- Fine, perfectly nuanced performances by the two leading ladies; Ileana D’Cruz in her Bollywood debut leaves a lasting impression and Priyanka Chopra in a subtly delivered, unconventional role
- A liberal mix of able performances by the supporting cast, notably Saurabh Shukla as the hapless cop who unsuccessfully pursues Barfi as the two create several slapstick Chaplinesque cinematic moments; Rupa Ganguly as Ileana’s mother, wary of letting her daughter make an unwise choice at a crossroads she herself encountered in the past; Haradhan Bandopadhyay as the ‘other man’ who values and loves Priyanka for who she is
- Superlative direction by Anurag Basu, who makes this one of the finest films to have emerged from Bollywood in recent times, with brilliant camera work, evocative use of expressions and emotions to convey meaning without the aid of dialogues and drawing out of fine performances from his cast
- Fabulous cinematography by Ravi Varman; bringing alive Darjeeling and Kolkata in each frame
- Last but not the least, a stellar performance by Ranbir Kapoor who brings alive the character of Barfi in a knock-your-socks-off performance
Take a beautifully woven bitter-sweet story of the relationship between a deaf-mute guy Murphy aka Barfi (Ranbir Kapoor), who although lacking the senses of speech and hearing, is vibrantly blessed with the ability to live life with a free spirit and a, as he puts it more eloquently than words can in the film, ‘first class’ heart, and two girls who touch his life in different ways. One is the delicately pretty Shruti (Ileana D’Souza) whom he falls in love with at first sight and woos relentlessly till she eventually gives in to his charms, and the other is his autistic childhood friend Jhilmil(Priyanka Chopra) whom he initially pursues when driven to the edge by fate and circumstances.
Add a liberal dose of the sweetly innocent romance between the poor but resourceful Barfi; usually on the run from the long arm of the law for his petty misdemeanors, and Shruti, which sadly caves in to Shruti’s inability to follow her heart, as she gives in to the ‘safe’ option instead and opts for a more ‘eligible’ suitor. Stir in gently the unfolding of the complex relationship between Jhilmil who sees the world with a unique sensitivity and recognizes Barfi’s spirit and soul in the way other, ‘normal’ people are unable to, and Barfi’s ability to connect with Jhilmil and win her trust and affection.
Roast a non linear narrative in some suspense, creating a plot that keeps you guessing till the very end and throw in an unexpected twist that adds a mysterious, whodunit element as the paths of Barfi, Jhilmil and Shruti dramatically converge.
Prepare a multi-string syrup of accompanying, sometimes quirky; sometimes heart stirring music right from the ‘picture shuru’ ditty that gets you in the mood from the word go, to the title track ‘Ala Barfi’ and add to the mix.
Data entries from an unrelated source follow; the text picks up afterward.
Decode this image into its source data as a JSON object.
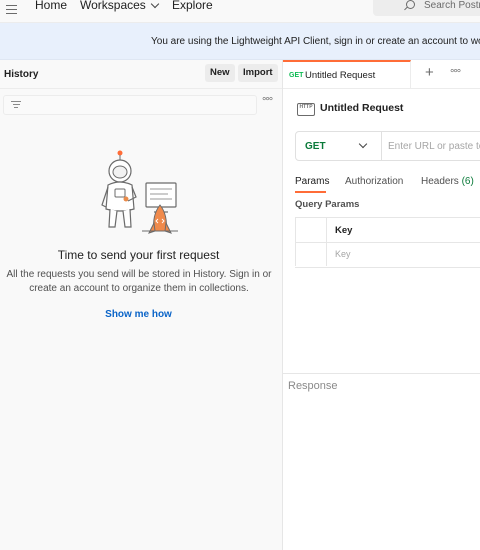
{
  "topbar": {
    "nav": [
      "Home",
      "Workspaces",
      "Explore"
    ],
    "search_placeholder": "Search Postm"
  },
  "banner": {
    "text": "You are using the Lightweight API Client, sign in or create an account to work"
  },
  "history": {
    "title": "History",
    "new_label": "New",
    "import_label": "Import",
    "more_label": "°°°",
    "empty_title": "Time to send your first request",
    "empty_desc_line1": "All the requests you send will be stored in History. Sign in or",
    "empty_desc_line2": "create an account to organize them in collections.",
    "show_me_label": "Show me how"
  },
  "request": {
    "tab_method": "GET",
    "tab_title": "Untitled Request",
    "plus_label": "+",
    "more_label": "°°°",
    "title": "Untitled Request",
    "icon_text": "HTTP",
    "method": "GET",
    "url_placeholder": "Enter URL or paste te",
    "tabs": {
      "params": "Params",
      "authorization": "Authorization",
      "headers": "Headers",
      "headers_count": "(6)"
    },
    "query_params_label": "Query Params",
    "table_header_key": "Key",
    "table_row_key_placeholder": "Key",
    "response_label": "Response"
  },
  "colors": {
    "accent": "#ff6c37",
    "link": "#0a64c8",
    "get_method": "#0a7a3a",
    "banner_bg": "#e8f0fc"
  }
}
Garnish liberally with breathtaking cinematography that lovingly brings alive the lush landscapes of Darjeeling and the vibrant chaos of Kolkata.
Savour fresh and warm, this lovely Barfi that offers a tribute to the uncomplicated nature of true, lasting love if only we would let it take its own path instead of cluttering it with logic and reason. Toss in the fact that the disabilities of the characters in the film are portrayed in an almost matter of fact way, never once attempting to elicit pity or sympathy; on the contrary Barfi’s uniqueness lies in his ability to deal with the trials life throws up with a cheery doff of the hat and a ready smile.
You will especially enjoy some slices of this dish such as when Barfi expresses his deep hurt at being rejected by Shruti through a soundless, wordless, and power packed expression of his anguish. Or the gradual building up of the relationship between Barfi and Jhilmil against the changing backdrops of Barfi’s rickety Darjeeling home, a tumultuous journey laced with green fields and rushing rivers to finally culminate in the noisy, bustling Kolkata which embraces them in its midst. Not to mention the subtle interplay of emotions when Shruti and Jhilmil meet each other, their perceptions of the other’s role in Barfi’s life and Shruti’s eventual realization of what could have been hers. Then there are other little nuggets like the test Barfi puts all his friends through; to lay his insecurity of being abandoned at rest, and the way he rushes to Jhilmil’s defense when a leery lout is giving her the once over, which will leave you with a sweet taste.
Dig into this delectable Barfi while it is still being served fresh; it will leave you with a happy rush like no other, and one that will stay with you long after you’ve polished off this unforgettable treat.